5. 5G - New Communication Technology:
Lastly, the difference between 5G and 4G greatly affects AV development. While 4G is already thousands of times faster than previous generations, 5G presents a network that is a hundred times faster than 4G. The 4G network is not enough for these advanced technologies. The fifth-generation wireless technology allows for more than just higher speed and also results in greater locality and low latency. This expanded network improves reliability and generates greater capacity by providing more space at faster speeds.
Ma says that 5G changes the locality of how the architecture of autonomous systems could be designed. Simply stated, it changes where things can happen. Putting hardware in a vehicle, for example, has limits in terms of how much energy it can consume and how well it can compute. In the past, it’s been hard for developers to make edge devices 2X or 10X more powerful because there simply isn’t enough space or energy in a vehicle. However, 5G will allow the ability to put certain key components in places that are not bounded by power usage, bringing in many more opportunities for next steps in autonomy.
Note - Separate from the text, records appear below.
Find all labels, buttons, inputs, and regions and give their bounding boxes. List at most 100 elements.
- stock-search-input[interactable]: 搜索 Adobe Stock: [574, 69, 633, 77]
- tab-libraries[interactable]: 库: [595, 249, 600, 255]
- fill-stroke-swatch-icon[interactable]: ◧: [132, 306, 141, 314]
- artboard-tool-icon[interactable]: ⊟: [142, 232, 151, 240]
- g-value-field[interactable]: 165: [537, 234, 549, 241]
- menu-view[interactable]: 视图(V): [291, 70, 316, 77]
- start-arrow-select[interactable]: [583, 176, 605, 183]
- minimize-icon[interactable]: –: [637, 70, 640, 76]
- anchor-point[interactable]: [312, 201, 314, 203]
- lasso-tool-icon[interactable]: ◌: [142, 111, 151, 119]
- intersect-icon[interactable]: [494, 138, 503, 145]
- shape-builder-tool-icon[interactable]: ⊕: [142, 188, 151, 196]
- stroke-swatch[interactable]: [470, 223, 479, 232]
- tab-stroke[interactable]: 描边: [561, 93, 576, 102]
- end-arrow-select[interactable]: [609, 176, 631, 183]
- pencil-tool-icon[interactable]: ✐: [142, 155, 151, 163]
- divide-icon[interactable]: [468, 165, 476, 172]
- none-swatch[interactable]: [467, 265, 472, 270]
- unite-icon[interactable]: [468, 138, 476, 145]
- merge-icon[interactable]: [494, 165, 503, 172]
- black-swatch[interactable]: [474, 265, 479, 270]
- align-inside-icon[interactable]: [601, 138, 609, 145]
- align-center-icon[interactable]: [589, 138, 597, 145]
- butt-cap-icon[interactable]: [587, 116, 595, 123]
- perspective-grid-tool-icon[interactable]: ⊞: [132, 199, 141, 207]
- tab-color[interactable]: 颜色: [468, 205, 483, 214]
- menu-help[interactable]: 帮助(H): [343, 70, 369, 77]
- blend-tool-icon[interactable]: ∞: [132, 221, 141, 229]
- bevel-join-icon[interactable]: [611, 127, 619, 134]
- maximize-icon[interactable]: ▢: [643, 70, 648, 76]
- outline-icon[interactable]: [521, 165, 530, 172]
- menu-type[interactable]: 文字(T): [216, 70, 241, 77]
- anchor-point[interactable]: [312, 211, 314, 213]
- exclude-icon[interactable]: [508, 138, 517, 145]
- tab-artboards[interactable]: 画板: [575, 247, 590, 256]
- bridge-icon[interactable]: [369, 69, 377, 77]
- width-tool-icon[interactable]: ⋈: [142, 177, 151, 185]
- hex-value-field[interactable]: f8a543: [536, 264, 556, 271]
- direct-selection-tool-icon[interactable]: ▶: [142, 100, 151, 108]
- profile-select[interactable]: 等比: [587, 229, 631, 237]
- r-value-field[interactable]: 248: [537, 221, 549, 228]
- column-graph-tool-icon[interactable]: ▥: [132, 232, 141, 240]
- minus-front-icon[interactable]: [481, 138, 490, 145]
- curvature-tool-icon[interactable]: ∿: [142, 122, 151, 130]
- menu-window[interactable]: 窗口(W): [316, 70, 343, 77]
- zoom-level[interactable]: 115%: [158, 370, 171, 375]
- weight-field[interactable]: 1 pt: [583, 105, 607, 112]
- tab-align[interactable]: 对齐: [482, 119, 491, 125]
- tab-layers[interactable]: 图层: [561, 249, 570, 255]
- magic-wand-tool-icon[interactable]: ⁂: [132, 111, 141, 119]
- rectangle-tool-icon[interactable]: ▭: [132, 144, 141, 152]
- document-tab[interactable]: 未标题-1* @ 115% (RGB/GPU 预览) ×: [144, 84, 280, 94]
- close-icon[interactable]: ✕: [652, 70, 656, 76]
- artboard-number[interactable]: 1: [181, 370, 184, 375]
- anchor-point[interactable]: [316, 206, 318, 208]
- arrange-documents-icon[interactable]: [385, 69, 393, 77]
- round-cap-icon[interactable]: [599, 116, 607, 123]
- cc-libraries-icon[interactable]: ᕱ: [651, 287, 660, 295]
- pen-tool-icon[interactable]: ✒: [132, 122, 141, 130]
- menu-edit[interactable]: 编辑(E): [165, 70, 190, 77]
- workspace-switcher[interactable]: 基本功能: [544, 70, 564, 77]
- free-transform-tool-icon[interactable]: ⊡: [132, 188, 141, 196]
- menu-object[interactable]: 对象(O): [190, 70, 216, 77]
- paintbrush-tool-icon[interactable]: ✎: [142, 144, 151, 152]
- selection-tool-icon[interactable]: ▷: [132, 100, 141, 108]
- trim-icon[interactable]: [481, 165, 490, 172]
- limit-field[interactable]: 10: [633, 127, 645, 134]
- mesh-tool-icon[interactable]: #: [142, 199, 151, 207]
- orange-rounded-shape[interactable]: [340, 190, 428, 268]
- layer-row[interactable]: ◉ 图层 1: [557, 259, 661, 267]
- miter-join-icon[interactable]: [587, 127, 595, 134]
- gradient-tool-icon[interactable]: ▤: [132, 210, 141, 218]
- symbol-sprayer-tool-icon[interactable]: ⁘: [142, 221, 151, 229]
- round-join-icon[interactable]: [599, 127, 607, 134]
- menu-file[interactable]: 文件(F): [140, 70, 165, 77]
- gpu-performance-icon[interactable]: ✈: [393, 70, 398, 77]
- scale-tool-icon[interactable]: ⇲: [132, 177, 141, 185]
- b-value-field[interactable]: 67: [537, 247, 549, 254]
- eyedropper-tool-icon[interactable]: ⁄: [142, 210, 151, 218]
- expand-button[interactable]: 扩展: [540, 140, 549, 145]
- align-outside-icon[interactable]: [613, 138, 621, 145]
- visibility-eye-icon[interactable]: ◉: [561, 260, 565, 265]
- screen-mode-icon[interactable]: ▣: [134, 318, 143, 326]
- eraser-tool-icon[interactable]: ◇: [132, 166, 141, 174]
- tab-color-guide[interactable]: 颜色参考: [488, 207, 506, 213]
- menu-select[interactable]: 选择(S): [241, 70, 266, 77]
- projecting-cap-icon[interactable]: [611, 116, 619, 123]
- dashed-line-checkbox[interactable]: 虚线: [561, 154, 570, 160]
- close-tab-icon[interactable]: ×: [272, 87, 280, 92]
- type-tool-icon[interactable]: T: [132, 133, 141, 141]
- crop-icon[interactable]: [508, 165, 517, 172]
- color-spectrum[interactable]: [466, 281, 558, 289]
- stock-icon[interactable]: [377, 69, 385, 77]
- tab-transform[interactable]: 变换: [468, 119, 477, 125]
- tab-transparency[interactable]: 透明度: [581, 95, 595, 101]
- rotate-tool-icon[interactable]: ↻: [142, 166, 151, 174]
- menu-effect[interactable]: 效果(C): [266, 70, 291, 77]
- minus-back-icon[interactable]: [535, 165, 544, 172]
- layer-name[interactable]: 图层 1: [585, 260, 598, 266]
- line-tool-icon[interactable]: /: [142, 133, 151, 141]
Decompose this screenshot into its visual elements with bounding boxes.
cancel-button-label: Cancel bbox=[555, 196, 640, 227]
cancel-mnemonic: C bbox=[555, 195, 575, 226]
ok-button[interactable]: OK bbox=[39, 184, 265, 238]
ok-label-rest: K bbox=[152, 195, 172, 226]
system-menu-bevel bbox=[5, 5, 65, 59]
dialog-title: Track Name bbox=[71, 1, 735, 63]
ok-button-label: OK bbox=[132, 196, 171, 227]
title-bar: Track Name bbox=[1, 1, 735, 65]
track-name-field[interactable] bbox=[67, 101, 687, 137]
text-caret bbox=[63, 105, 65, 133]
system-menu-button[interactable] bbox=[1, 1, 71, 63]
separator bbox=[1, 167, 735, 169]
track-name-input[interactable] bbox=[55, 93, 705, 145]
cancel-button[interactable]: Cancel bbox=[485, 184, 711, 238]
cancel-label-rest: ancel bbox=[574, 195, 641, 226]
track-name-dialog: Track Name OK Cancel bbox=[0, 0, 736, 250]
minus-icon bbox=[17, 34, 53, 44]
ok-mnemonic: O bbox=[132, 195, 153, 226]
Ma further breaks this down into two key numbers related to 5G: the reduction of latency (how fast something is sent and delivered) and throughput (how fast you can get data and how big a load is sent). First, 5G is 1 or 2 milliseconds in terms of latency, which is more than ten times faster than 4G; this changes where these essential and time-sensitive computations happen. Second, 5G gets us beyond a gigabit per second of data transfer, meaning a significant load of data can get to the vehicle. These two components combined can lead to “a significant change in where things could happen and where it is more optimized”.
Consider the example of a light pole in regards to the computation of autonomy. With 5G, there are reduced bandwidth limitations and developers do not need to consider whether it’s too late to deliver that information to a given vehicle or not. By increasing speed, 5G can make it so various AV computations don’t have to live right inside of the vehicle.
Just in these past five years, the autonomous vehicle sector has seen these five massive transformations- new computational methods, improved sensors, advanced computing power, an open ecosystem, and 5G. Yet the AV sector will only continue to advance as we expect to see 5-or-10x improvements to autonomy in the following years. This is just the starting point. It begs the question, what will five years from now look like?